Joanna Evans and Izaak Bastian have been announced as the Bahamas’ 2 representatives for swimming at the Tokyo 2020 Olympic Games. Evans will race the women’s 400 freestyle in Tokyo while Bastian has been selected to race the men’s 100 breast.
Evans was the only Bahamian to achieve a FINA A Olympic qualifying standard during the Tokyo 2020 qualifying period, having hit a 4:07.33 400 freestyle at the 2021 Longhorn Aquatics Elite Invite in Austin, Texas in May. That swim for Evans was just under the 4:07.90 FINA A cut and got her within a second of her 4:06.60 PB. Evans posted that 4:06.60 lifetime best at the Rio 2016 Olympic Games which was good enough for a 13th place finish.
Evans has represented the Bahamas a number of times internationally since Rio and swam the 400 free at the 2018 Commonwealth Games (4:08.82, 4th) and the 2019 World Championships (4:11.06, 16th). Evans also collected gold for her country in the 200, 400, and 1500 freestyles at the 2018 Central American and Caribbean Games and took silver in the 400 and bronze in the 800 and the 2019 World University Games.
Collegiately, Evan has represented the University of Texas between 2015 and 2019 and has continued to train at Texas since her graduation. Evans ended her NCAA career at Texas as an 11-time Big 12 Champion and currently holds the 500 freestyle (4:35.05) and 1650 freestyle (15:51.74) school records.
While Evans qualified via the FINA A cut route, Izaak Bastian was selected by Bahamas Aquatics as the top-ranking male in the country to have swum a FINA B qualifying standard. Bastian recently hit a 1:00.87 in the men’s 100 breaststroke at the 2021 Bahamas National Championships which undercut the 1:01.73 FINA B standard while hovering above the 59.93 FINA A. The swim for Bastian marked a new national record in the event which was actually 1 of 3 NRs he set at the meet, having also broken the 50 breast mark with a 27.60 and the 200 breast with a 2:15.14.
Like Bastian, Laura Morley managed to notch a FINA B cut at the recent Bahamian National Swimming Championships, hitting a 2:28.12 in the 200 breast.

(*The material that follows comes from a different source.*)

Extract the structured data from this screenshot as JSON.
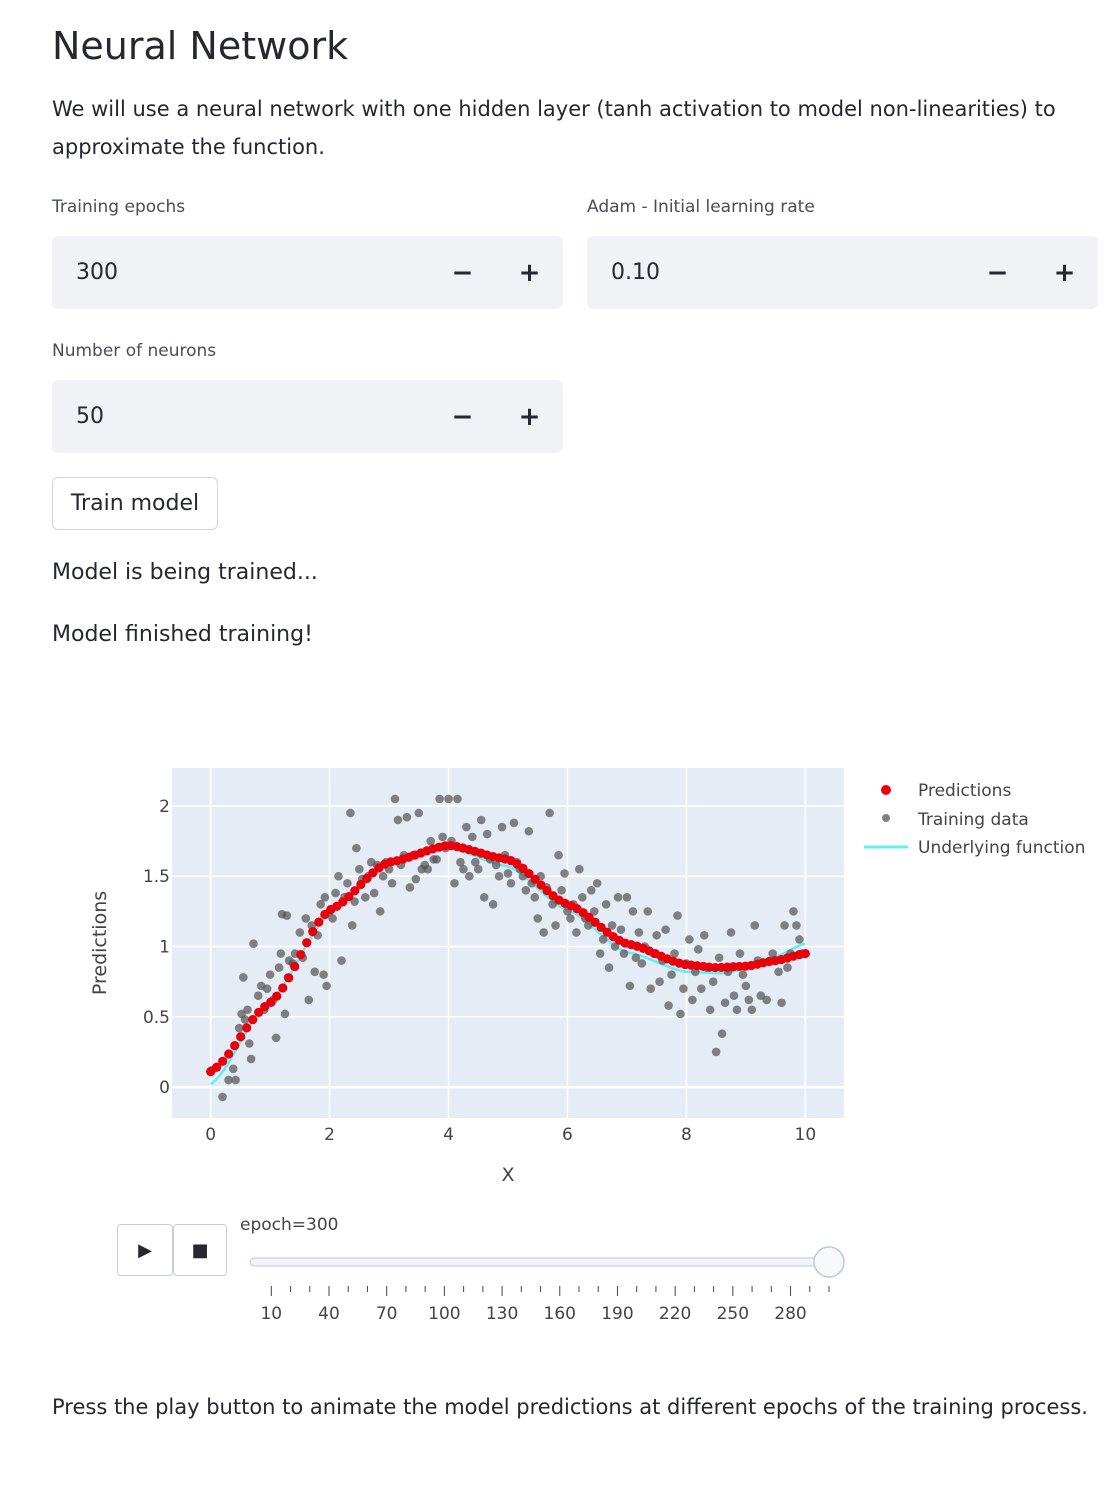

That was under the 2:29.89 B standard but trailed the 2:25.52 FINA A. According to the selection rules set forth by FINA, Morley’s B cut could potentially earn her an invitation to the Games. Once all FINA A qualifiers are invited (to a maximum of 2 per gender per event per country), individuals with FINA B cuts are invited based on individual world rankings in their event until the maximum quota of Olympic athletes has been hit.
This will be the first Olympics since 2004 that Arianna Vanderpool-Wallace will not be racing for the Bahamas, having swum at the 2008, 2012, and 2016 versions of the Games. Vanderpool-Wallace’s top finish at the Olympics came at Rio 2016 when she delivered a 24.60 in the women’s 50 freestyle to finish 9th overall in the semi-final. That 9th place finish for Vanderpool-Wallace is actually the highest placing swim by any Bahamian at an Olympic Games meaning that no one from the country has ever qualified for an Olympic final.